Philadelphian Bradley Cooper is nominated for Best Actor for his role as bisexual composer and conductor Leonard Bernstein in “Maestro,” which he also produced and directed. “Maestro” is also nominated for Best Picture. Cooper worked on the film for several years and learned how to conduct for the film as well.

Sterling K. Brown is nominated for Best Supporting Actor in “American Fiction,” in which he plays Clifford “Cliff” Ellison, a recently divorced gay man. Brown has previously won three Primetime Emmy Awards and a Golden Globe Award.

Billie Eilish, nominated for Best Original Song for “What Was I Made For,” recently came out as queer. 

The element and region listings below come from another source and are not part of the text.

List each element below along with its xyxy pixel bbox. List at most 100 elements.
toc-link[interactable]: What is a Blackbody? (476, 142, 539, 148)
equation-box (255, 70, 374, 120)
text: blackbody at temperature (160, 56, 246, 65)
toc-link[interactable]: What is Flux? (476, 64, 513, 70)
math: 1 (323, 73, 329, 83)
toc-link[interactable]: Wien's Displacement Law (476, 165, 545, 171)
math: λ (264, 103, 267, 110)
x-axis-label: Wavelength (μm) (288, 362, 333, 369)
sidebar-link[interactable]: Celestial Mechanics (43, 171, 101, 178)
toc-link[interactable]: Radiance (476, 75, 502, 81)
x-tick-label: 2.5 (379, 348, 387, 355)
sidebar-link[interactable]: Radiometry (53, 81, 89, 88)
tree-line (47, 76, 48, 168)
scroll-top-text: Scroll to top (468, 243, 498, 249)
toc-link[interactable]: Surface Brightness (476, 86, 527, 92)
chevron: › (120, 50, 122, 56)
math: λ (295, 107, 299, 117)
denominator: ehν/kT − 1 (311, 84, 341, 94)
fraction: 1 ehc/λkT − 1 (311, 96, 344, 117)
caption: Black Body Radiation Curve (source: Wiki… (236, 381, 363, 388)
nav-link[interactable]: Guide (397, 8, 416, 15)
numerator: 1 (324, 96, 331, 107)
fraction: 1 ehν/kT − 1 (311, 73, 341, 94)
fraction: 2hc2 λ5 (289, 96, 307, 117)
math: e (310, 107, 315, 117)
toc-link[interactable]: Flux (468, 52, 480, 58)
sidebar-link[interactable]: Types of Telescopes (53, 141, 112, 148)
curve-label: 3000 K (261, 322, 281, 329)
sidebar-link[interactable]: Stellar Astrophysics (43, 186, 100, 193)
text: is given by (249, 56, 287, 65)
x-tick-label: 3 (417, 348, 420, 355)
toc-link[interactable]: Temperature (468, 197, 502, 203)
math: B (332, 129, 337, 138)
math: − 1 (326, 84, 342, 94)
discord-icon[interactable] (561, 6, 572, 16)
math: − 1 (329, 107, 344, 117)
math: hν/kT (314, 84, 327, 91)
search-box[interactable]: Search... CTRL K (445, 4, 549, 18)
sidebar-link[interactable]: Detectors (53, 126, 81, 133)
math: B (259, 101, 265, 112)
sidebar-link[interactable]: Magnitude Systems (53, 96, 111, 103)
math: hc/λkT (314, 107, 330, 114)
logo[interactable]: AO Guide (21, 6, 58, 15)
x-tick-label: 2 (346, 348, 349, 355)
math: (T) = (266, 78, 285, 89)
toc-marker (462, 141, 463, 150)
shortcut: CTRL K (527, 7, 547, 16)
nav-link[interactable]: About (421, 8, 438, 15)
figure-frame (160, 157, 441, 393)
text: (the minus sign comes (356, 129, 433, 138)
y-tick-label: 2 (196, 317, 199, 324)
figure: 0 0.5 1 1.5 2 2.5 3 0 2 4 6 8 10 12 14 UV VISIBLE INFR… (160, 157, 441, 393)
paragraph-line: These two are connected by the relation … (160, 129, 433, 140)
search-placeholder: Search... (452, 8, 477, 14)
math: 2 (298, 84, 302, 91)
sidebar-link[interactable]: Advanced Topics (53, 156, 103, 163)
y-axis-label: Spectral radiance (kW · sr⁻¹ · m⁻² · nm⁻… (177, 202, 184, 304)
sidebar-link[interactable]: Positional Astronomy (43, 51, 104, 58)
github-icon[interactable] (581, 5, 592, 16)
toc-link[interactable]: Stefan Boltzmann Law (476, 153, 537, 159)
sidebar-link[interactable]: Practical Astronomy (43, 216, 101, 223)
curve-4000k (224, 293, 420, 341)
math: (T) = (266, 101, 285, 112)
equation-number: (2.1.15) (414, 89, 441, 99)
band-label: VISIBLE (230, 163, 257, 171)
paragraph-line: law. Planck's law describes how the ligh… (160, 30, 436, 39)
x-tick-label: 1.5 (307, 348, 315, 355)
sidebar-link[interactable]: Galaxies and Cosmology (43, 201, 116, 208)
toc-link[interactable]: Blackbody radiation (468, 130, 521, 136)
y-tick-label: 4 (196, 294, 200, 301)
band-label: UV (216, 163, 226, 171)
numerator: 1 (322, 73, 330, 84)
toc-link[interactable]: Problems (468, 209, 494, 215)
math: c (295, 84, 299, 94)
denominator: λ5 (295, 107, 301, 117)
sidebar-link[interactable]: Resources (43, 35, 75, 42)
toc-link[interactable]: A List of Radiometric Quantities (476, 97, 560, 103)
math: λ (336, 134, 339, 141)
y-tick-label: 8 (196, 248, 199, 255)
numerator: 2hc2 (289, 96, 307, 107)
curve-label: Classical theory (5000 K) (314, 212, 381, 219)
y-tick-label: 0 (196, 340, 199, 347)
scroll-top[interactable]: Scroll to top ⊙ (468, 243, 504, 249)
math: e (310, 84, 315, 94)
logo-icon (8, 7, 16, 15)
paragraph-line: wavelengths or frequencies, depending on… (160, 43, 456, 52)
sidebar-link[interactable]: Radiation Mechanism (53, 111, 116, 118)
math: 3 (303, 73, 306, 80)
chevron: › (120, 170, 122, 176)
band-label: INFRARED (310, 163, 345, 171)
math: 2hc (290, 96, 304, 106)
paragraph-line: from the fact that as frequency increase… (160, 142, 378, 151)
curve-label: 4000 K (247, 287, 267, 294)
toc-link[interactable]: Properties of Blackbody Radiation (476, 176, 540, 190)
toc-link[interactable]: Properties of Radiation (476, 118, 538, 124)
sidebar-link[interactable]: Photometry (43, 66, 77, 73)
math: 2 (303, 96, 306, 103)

“Nimona,” an LGBTQ+-inclusive animated film based on the graphic novel on the same name, is nominated for Best Animated Feature Film. The film stars LGBTQ+ actors Eugene Lee Yang, Chloë Grace Moretz and RuPaul Charles.

“The ABCs of Book Banning,” which follows the banning of LGBTQ+ books in schools, has been nominated for Best Documentary Short Film. The film looks at restricted, challenged and banned books in American schools. The film shows kids giving their thoughts after reading some of the books banned as inappropriate for them.

“When we finished the film in August of ’23, there were approximately 2,000 banned books in 38 states. Currently, there are 6,000 banned books in 41 states. So this is moving swiftly,” co-director Trish Adlesic told ABC New York. Among the books are one by poet and activist Amanda Gorman, the anti-war novel, “Slaughterhouse Five,” “The Hobbit,” “The Handmaid’s Tale,” the Pulitzer Prize-winning post-civil war novel, “Beloved,” by Toni Morrison and books about Martin Luther King Jr. and Rosa Parks.

One child in the film says, “Do you feel like Rosa Parks is a bad person? Do you feel like her legacy — people should not know about her legacy? Why do you choose to do this? I’m just curious.”

First-time director and screenwriter Celine Song made history as the first Asian woman nominated for Best Original Screenplay for “Past Lives.” There are two other women in that category: Justine Triet for “Anatomy of a Fall” and Samy Burch for “May December.” Adapted screenplay has only one nominated woman — Greta Gerwig from “Barbie” (along with Noah Baumbach).

And there is only one woman director nominated — Triet for “Anatomy of a Fall,” which features a main bisexual character. Gerwig was not nominated for “Barbie,” the biggest box office hit of 2023 and the first film directed by a woman to make over a billion dollars.

“Oppenheimer” is the top-nominated film of the year, with 13 total nominations. “Poor Things” has 11, “Killers of the Flower Moon” has 10, “Barbie” has eight and “Maestro” has seven.

The 96th Academy Awards, hosted by Jimmy Kimmel, will air on ABC at 7 p.m. EST on March 10. Prior to the awards show, a pre-show will take place at 6:30 p.m. EST.